L’Ademe apporte également des réponses via son appel à projet annuel Gesipol, dans le cadre duquel 16 projets de 3 à 4 ans sont financés depuis 2013. Pour l’édition 2015, deux axes prioritaires ont été identifiés : innover et améliorer les techniques de traitement appliquées aux sols et aux eaux souterraines et évaluer leurs performances et développer les techniques de re-fonctionnalisation des sols dégradés laissés en place.

« La dernière édition, clôturée le 15 janvier, était axée, d’une part sur l’optimisation du traitement de pollutions concentrées y compris de polluants récalcitrants ou émergents et de matrices complexes, notamment en milieu urbain ; d'autre part, sur la re-fonctionnalisation des espaces dégradés dans le but de reconvertir les friches industrielles, pour qu’elles redeviennent cultivables et accueillent une certaine biodiversité, en restaurant la qualité des sols grâce à des amendements (biochar, cendres volantes...) ou en restaurant leur structure grâce à des déchets ou des sous-produits industriels ».

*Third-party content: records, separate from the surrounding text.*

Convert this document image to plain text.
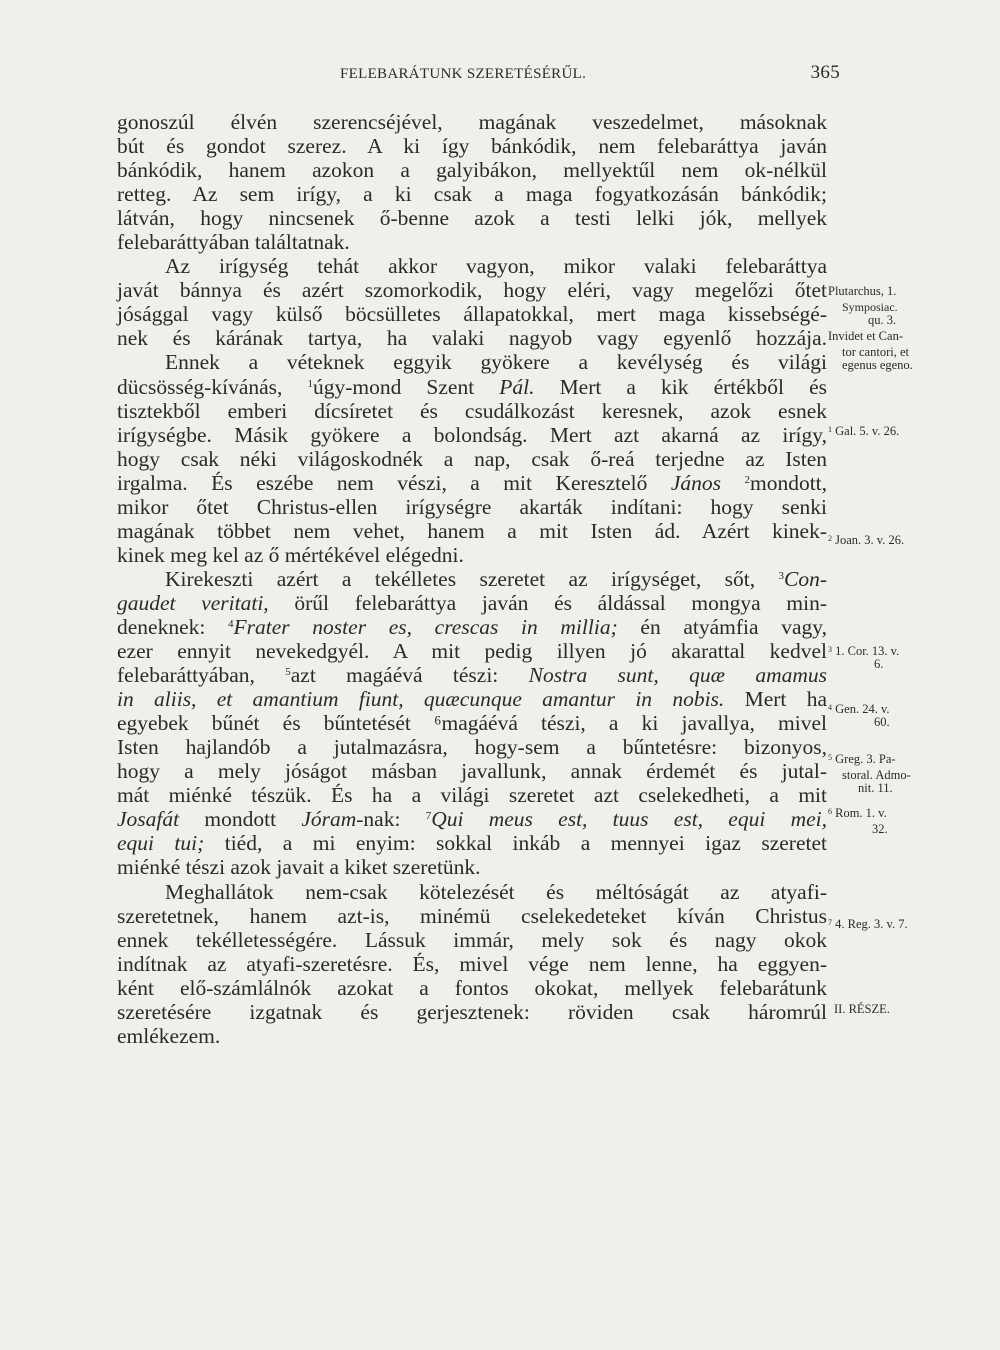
FELEBARÁTUNK SZERETÉSÉRŰL.	365
gonoszúl élvén szerencséjével, magának veszedelmet, másoknak
bút és gondot szerez. A ki így bánkódik, nem felebaráttya javán
bánkódik, hanem azokon a galyibákon, mellyektűl nem ok-nélkül
retteg. Az sem irígy, a ki csak a maga fogyatkozásán bánkódik;
látván, hogy nincsenek ő-benne azok a testi lelki jók, mellyek
felebaráttyában találtatnak.
Az irígység tehát akkor vagyon, mikor valaki felebaráttya
javát bánnya és azért szomorkodik, hogy eléri, vagy megelőzi őtet
jósággal vagy külső böcsülletes állapatokkal, mert maga kissebségé-
nek és kárának tartya, ha valaki nagyob vagy egyenlő hozzája.
Ennek a véteknek eggyik gyökere a kevélység és világi
dücsösség-kívánás, $^1$úgy-mond Szent Pál. Mert a kik értékből és
tisztekből emberi dícsíretet és csudálkozást keresnek, azok esnek
irígységbe. Másik gyökere a bolondság. Mert azt akarná az irígy,
hogy csak néki világoskodnék a nap, csak ő-reá terjedne az Isten
irgalma. És eszébe nem vészi, a mit Keresztelő János $^2$mondott,
mikor őtet Christus-ellen irígységre akarták indítani: hogy senki
magának többet nem vehet, hanem a mit Isten ád. Azért kinek-
kinek meg kel az ő mértékével elégedni.
Kirekeszti azért a tekélletes szeretet az irígységet, sőt, $^3$Con-
gaudet veritati, örűl felebaráttya javán és áldással mongya min-
deneknek: $^4$Frater noster es, crescas in millia; én atyámfia vagy,
ezer ennyit nevekedgyél. A mit pedig illyen jó akarattal kedvel
felebaráttyában, $^5$azt magáévá tészi: Nostra sunt, quæ amamus
in aliis, et amantium fiunt, quæcunque amantur in nobis. Mert ha
egyebek bűnét és bűntetését ⁶magáévá tészi, a ki javallya, mivel
Isten hajlandób a jutalmazásra, hogy-sem a bűntetésre: bizonyos,
hogy a mely jóságot másban javallunk, annak érdemét és jutal-
mát miénké tészük. És ha a világi szeretet azt cselekedheti, a mit
Josafát mondott Jóram-nak: $^7$Qui meus est, tuus est, equi mei,
equi tui; tiéd, a mi enyim: sokkal inkáb a mennyei igaz szeretet
miénké tészi azok javait a kiket szeretünk.
Meghallátok nem-csak kötelezését és méltóságát az atyafi-
szeretetnek, hanem azt-is, minémü cselekedeteket kíván Christus
ennek tekélletességére. Lássuk immár, mely sok és nagy okok
indítnak az atyafi-szeretésre. És, mivel vége nem lenne, ha eggyen-
ként elő-számlálnók azokat a fontos okokat, mellyek felebarátunk
szeretésére izgatnak és gerjesztenek: röviden csak háromrúl
emlékezem.
Plutarchus, 1.
Symposiac.
qu. 3.
Invidet et Can-
tor cantori, et
egenus egeno.
$^1$ Gal. 5. v. 26.
$^2$ Joan. 3. v. 26.
$^3$ 1. Cor. 13. v.
6.
$^4$ Gen. 24. v.
60.
$^5$ Greg. 3. Pa-
storal. Admo-
nit. 11.
$^6$ Rom. 1. v.
32.
$^7$ 4. Reg. 3. v. 7.
II. RÉSZE.
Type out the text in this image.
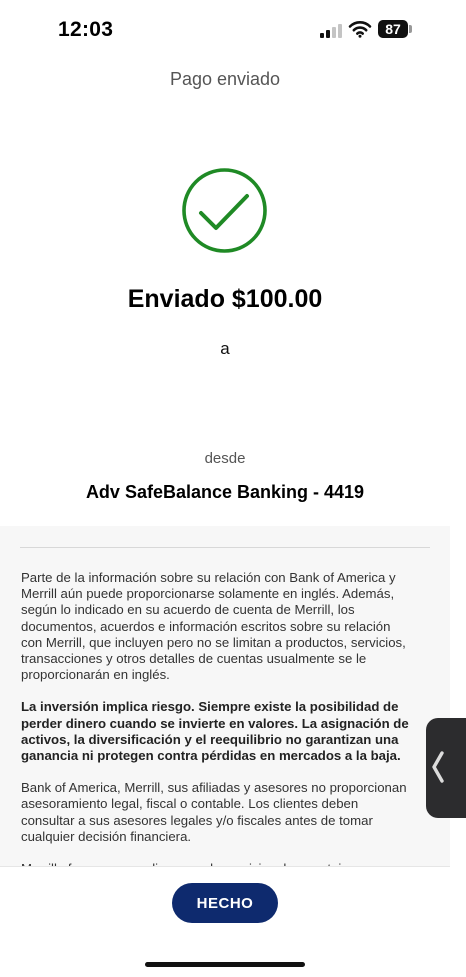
12:03	87
Pago enviado
Enviado $100.00
a
desde
Adv SafeBalance Banking - 4419

Parte de la información sobre su relación con Bank of America y
Merrill aún puede proporcionarse solamente en inglés. Además,
según lo indicado en su acuerdo de cuenta de Merrill, los
documentos, acuerdos e información escritos sobre su relación
con Merrill, que incluyen pero no se limitan a productos, servicios,
transacciones y otros detalles de cuentas usualmente se le
proporcionarán en inglés.

La inversión implica riesgo. Siempre existe la posibilidad de
perder dinero cuando se invierte en valores. La asignación de
activos, la diversificación y el reequilibrio no garantizan una
ganancia ni protegen contra pérdidas en mercados a la baja.

Bank of America, Merrill, sus afiliadas y asesores no proporcionan
asesoramiento legal, fiscal o contable. Los clientes deben
consultar a sus asesores legales y/o fiscales antes de tomar
cualquier decisión financiera.

HECHO
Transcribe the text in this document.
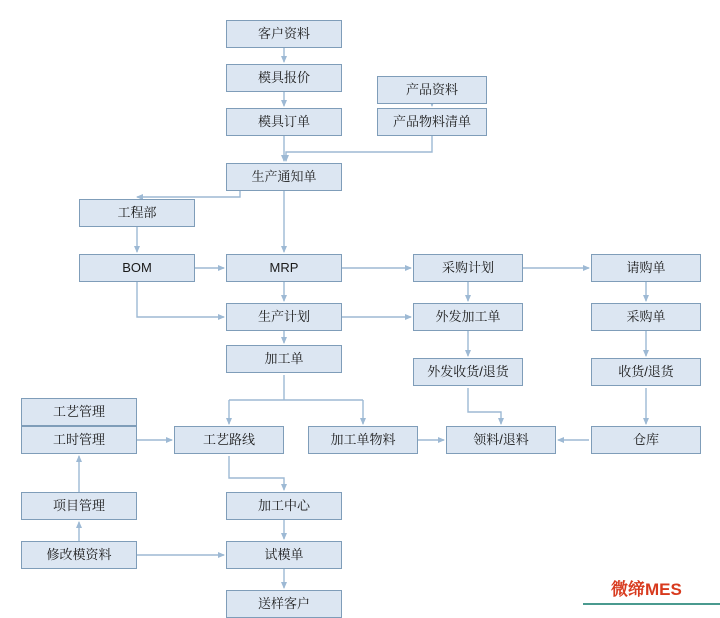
客户资料
模具报价
产品资料
模具订单	产品物料清单
生产通知单
工程部
BOM	MRP	采购计划	请购单
生产计划	外发加工单	采购单
加工单
外发收货/退货	收货/退货
工艺管理
工时管理	工艺路线	加工单物料	领料/退料	仓库
项目管理	加工中心
修改模资料	试模单
送样客户
微缔MES
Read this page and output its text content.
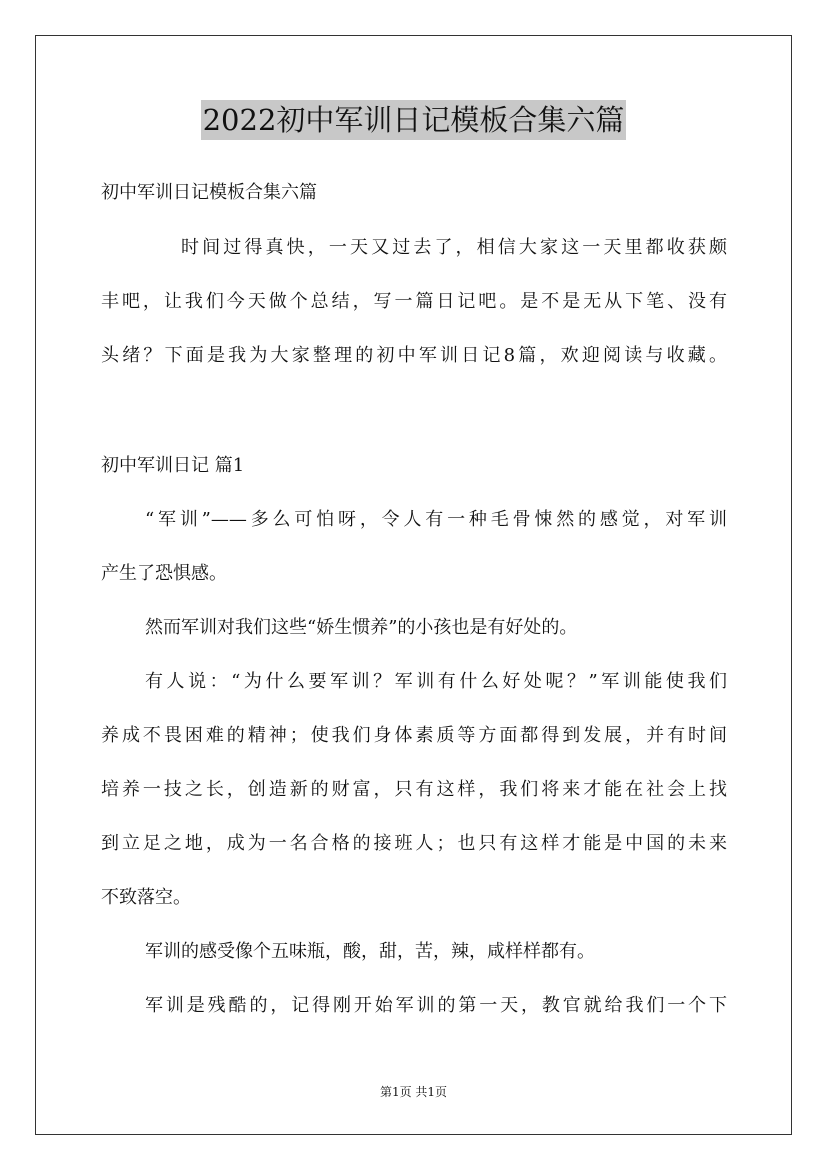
2022初中军训日记模板合集六篇
初中军训日记模板合集六篇
时间过得真快，一天又过去了，相信大家这一天里都收获颇
丰吧，让我们今天做个总结，写一篇日记吧。是不是无从下笔、没有
头绪？下面是我为大家整理的初中军训日记8篇，欢迎阅读与收藏。
初中军训日记 篇1
“军训”——多么可怕呀，令人有一种毛骨悚然的感觉，对军训
产生了恐惧感。
然而军训对我们这些“娇生惯养”的小孩也是有好处的。
有人说：“为什么要军训？军训有什么好处呢？”军训能使我们
养成不畏困难的精神；使我们身体素质等方面都得到发展，并有时间
培养一技之长，创造新的财富，只有这样，我们将来才能在社会上找
到立足之地，成为一名合格的接班人；也只有这样才能是中国的未来
不致落空。
军训的感受像个五味瓶，酸，甜，苦，辣，咸样样都有。
军训是残酷的，记得刚开始军训的第一天，教官就给我们一个下
第1页 共1页
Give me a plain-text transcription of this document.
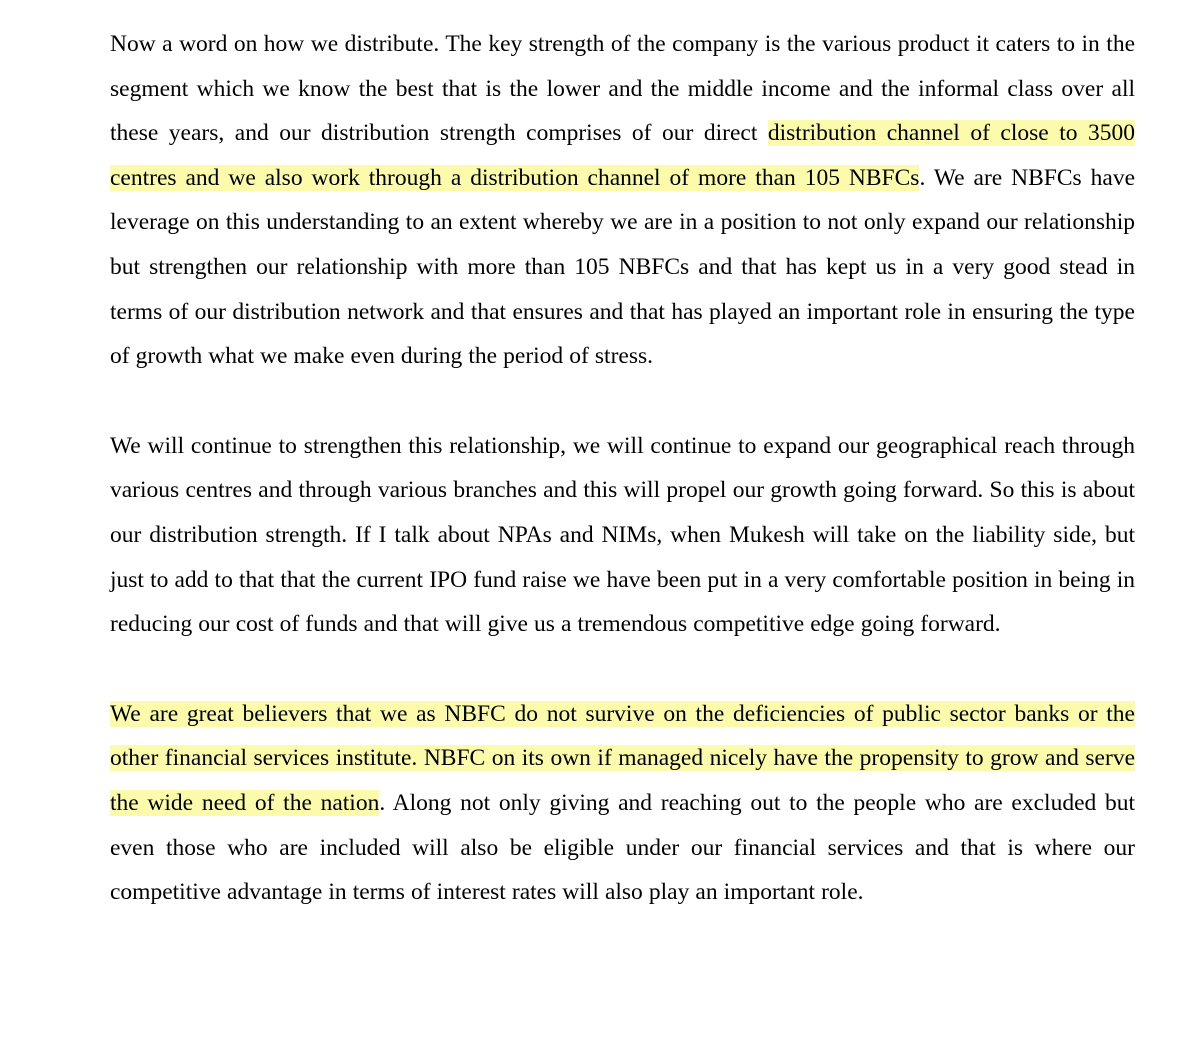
Now a word on how we distribute. The key strength of the company is the various product it caters to in the segment which we know the best that is the lower and the middle income and the informal class over all these years, and our distribution strength comprises of our direct distribution channel of close to 3500 centres and we also work through a distribution channel of more than 105 NBFCs. We are NBFCs have leverage on this understanding to an extent whereby we are in a position to not only expand our relationship but strengthen our relationship with more than 105 NBFCs and that has kept us in a very good stead in terms of our distribution network and that ensures and that has played an important role in ensuring the type of growth what we make even during the period of stress.

We will continue to strengthen this relationship, we will continue to expand our geographical reach through various centres and through various branches and this will propel our growth going forward. So this is about our distribution strength. If I talk about NPAs and NIMs, when Mukesh will take on the liability side, but just to add to that that the current IPO fund raise we have been put in a very comfortable position in being in reducing our cost of funds and that will give us a tremendous competitive edge going forward.

We are great believers that we as NBFC do not survive on the deficiencies of public sector banks or the other financial services institute. NBFC on its own if managed nicely have the propensity to grow and serve the wide need of the nation. Along not only giving and reaching out to the people who are excluded but even those who are included will also be eligible under our financial services and that is where our competitive advantage in terms of interest rates will also play an important role.
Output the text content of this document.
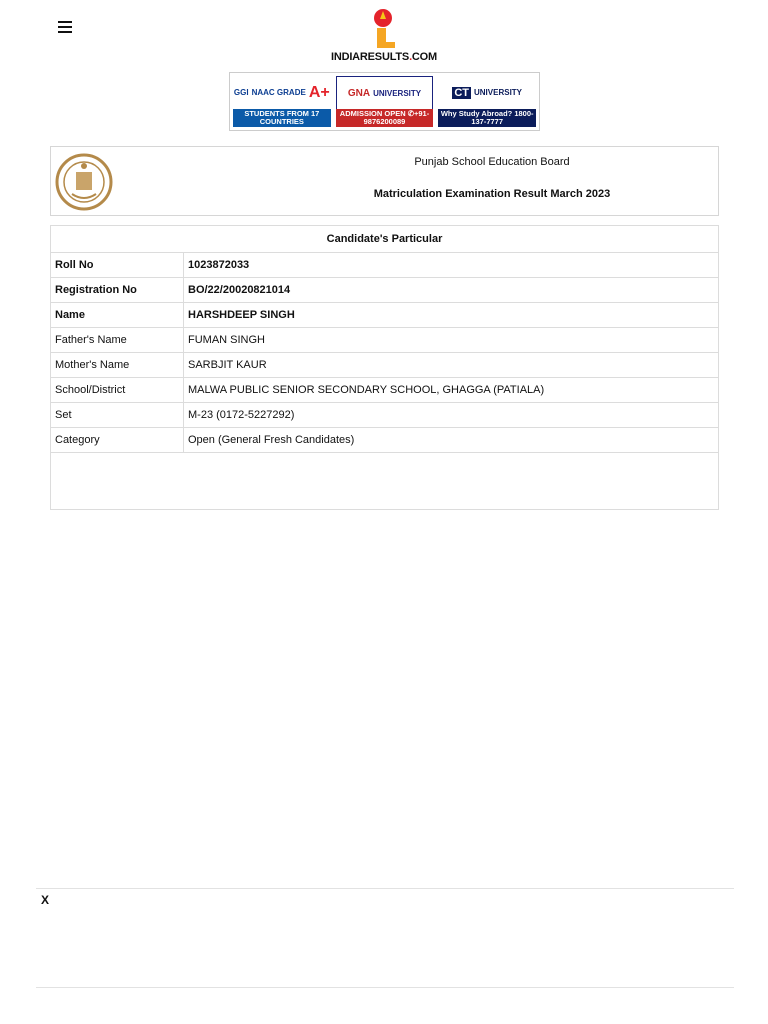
INDIARESULTS.COM
GGI NAAC GRADE A+
STUDENTS FROM 17 COUNTRIES
GNA UNIVERSITY
ADMISSION OPEN ✆+91-9876200089
CT UNIVERSITY
Why Study Abroad? 1800-137-7777
Punjab School Education Board
Matriculation Examination Result March 2023
Candidate's Particular	
Roll No	1023872033
Registration No	BO/22/20020821014
Name	HARSHDEEP SINGH
Father's Name	FUMAN SINGH
Mother's Name	SARBJIT KAUR
School/District	MALWA PUBLIC SENIOR SECONDARY SCHOOL, GHAGGA (PATIALA)
Set	M-23 (0172-5227292)
Category	Open (General Fresh Candidates)

X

Quant aux projets en cours, beaucoup portent sur l’in situ : désorption thermique, oxydation et réduction chimique, utilisation de tensioactifs dans le lavage des sols... Cette dernière est prometteuse en présence d’aquifères hétérogènes : les mousses bloquent les zones perméables du sol pour rendre les milieux peu perméables accessibles aux réactifs, ou améliorer le transport de réactifs. À suivre.